Two pastors have left a Reformed evangelical group after a pastor from the Maryland megachurch they oversaw confessed to covering up sex abuse claims, the latest chapter in a public struggle over evangelicals coming to terms with abuse within their ranks.
Pastors Joshua Harris and C.J. Mahaney left the leadership council of The Gospel Coalition, a central hub for the Reformed evangelical movement, after a trial involving child abuse at Covenant Life Church, Gaithersburg, Md., which both men have overseen.
A criminal trial that concluded recently raised questions about what pastors at Covenant Life knew about the abuse and why steps weren’t taken to stop it.
Nathaniel Morales, 56, was convicted May 15 of sexually abusing three underage boys between 1983 and 1991 when he was a youth leader at Covenant Life.
During testimony, former Covenant Life pastor Grant Layman suggested that he withheld information from the police about the abuse allegations against Morales.
“Did you have an obligation to report the alleged abuse?” public defender Alan Drew, who represented Morales, asked during cross-examination.
“I believe so,” Layman said. “And you didn’t,” Drew responded. “No,” Layman said.
Layman, who is Mahaney’s brother-in-law, stepped down from his role at Covenant Life in March.
Mahaney and Harris are among a coterie of evangelical leaders who are trying to push the movement toward an embrace of Reformed theology that has traditionally been the domain of Presbyterians and other followers of John Calvin, the 16th-century French theologian.
Reformed theology differs from some evangelical teaching in key aspects, particularly on the question of salvation, and it has roiled life within the Southern Baptist Convention where 30 percent of pastors now consider themselves Calvinists or Reformed.
The allegations of abuse cover-up that have dogged Mahaney’s leadership — he was never personally accused of abuse — in recent years also have cast unwanted attention on the Reformed network he helped start and have sent leading Reformed pastors rushing to his defense.
Mahaney founded Covenant Life in 1977 and now leads Sovereign Grace Church, Louisville, Ky., which also is the home of Sovereign Grace Ministries, a national association of 80 Reformed evangelical churches.
Coalition leaders
Mahaney and Harris are no longer listed on The Gospel Coalition website, which boasts leaders such as Al Mohler, president of Southern Baptist Theological Seminary in Louisville, Ky.; Tim Keller, pastor of Redeemer Presbyterian Church, New York City; and Mark Dever, pastor of Capitol Hill Baptist Church, Washington.
Mahaney could not be reached for comment.

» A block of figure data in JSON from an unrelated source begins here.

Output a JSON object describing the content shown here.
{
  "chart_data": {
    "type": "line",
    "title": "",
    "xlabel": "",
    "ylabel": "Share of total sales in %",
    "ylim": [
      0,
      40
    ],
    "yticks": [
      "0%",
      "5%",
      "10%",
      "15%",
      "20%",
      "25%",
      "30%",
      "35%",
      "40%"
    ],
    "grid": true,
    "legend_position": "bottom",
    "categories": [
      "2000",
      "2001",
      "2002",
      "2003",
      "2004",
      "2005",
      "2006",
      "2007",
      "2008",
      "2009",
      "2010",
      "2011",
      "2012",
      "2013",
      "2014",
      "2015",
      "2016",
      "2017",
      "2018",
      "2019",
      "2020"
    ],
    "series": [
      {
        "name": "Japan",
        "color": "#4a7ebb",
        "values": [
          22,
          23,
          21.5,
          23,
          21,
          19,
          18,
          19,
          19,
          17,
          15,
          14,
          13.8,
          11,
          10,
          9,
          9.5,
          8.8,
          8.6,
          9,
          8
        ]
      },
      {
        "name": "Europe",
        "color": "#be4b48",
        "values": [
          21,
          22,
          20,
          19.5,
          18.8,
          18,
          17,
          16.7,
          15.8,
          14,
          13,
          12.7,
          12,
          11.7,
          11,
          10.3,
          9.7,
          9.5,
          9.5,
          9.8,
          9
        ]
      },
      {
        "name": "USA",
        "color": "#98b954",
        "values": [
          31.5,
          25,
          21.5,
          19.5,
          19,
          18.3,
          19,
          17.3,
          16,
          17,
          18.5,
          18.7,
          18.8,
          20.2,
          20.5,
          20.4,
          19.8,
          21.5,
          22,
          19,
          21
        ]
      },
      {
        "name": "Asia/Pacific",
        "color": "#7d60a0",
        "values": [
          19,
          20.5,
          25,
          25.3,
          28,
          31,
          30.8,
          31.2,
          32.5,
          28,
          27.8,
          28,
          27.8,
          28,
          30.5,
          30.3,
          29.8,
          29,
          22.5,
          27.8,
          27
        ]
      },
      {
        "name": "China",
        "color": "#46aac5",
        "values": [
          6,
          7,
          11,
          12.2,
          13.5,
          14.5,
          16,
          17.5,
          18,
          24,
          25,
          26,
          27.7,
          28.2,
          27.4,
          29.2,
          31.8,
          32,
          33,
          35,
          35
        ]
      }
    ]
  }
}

An employee at The Gospel Coalition said no further comment was expected.
Harris said in a tearful sermon May 18 that he has asked the church’s board to consider placing him on administrative leave while the church continues to investigate the issue. “We have a zero tolerance policy of abuse of any kind,” Harris said, urging people to go to the police if they know of any abuse.
Harris said that because of a separate civil lawsuit, church leaders are unable to speak openly about which pastors knew what when. “Right now we’re still getting conflicting information,” Harris said.
In a statement released in 2013, Covenant Life leaders said they didn’t know about the abuse until “many years later.”
Nearly a year ago, Mohler, Keller and others came to Mahaney’s defense after he was accused in a lawsuit of covering up sexual abuse of children. Mahaney announced he would pull out of a conference called Together 4 the Gospel because of ongoing lawsuits, though he was seated in the front of the audience with conference leaders.
Mahaney took a leave of absence from Sovereign Grace Ministries in 2011 after other pastors in the network charged him with “expressions of pride, unentreatability, deceit, sinful judgment and hypocrisy.” Six months later the group reinstated Mahaney, declaring full confidence in him.
In October 2012, the same month that a lawsuit was filed, Mahaney stepped down from Sovereign Grace Ministries to focus on pastoral ministry. Two months later Harris’ Maryland church voted to leave the Sovereign Grace network.
In a sermon a year ago, Harris acknowledged that he had been sexually abused as a child, telling the congregation amid the ongoing lawsuit, “Please don’t allow the circumstance to draw you away from faith in Jesus.”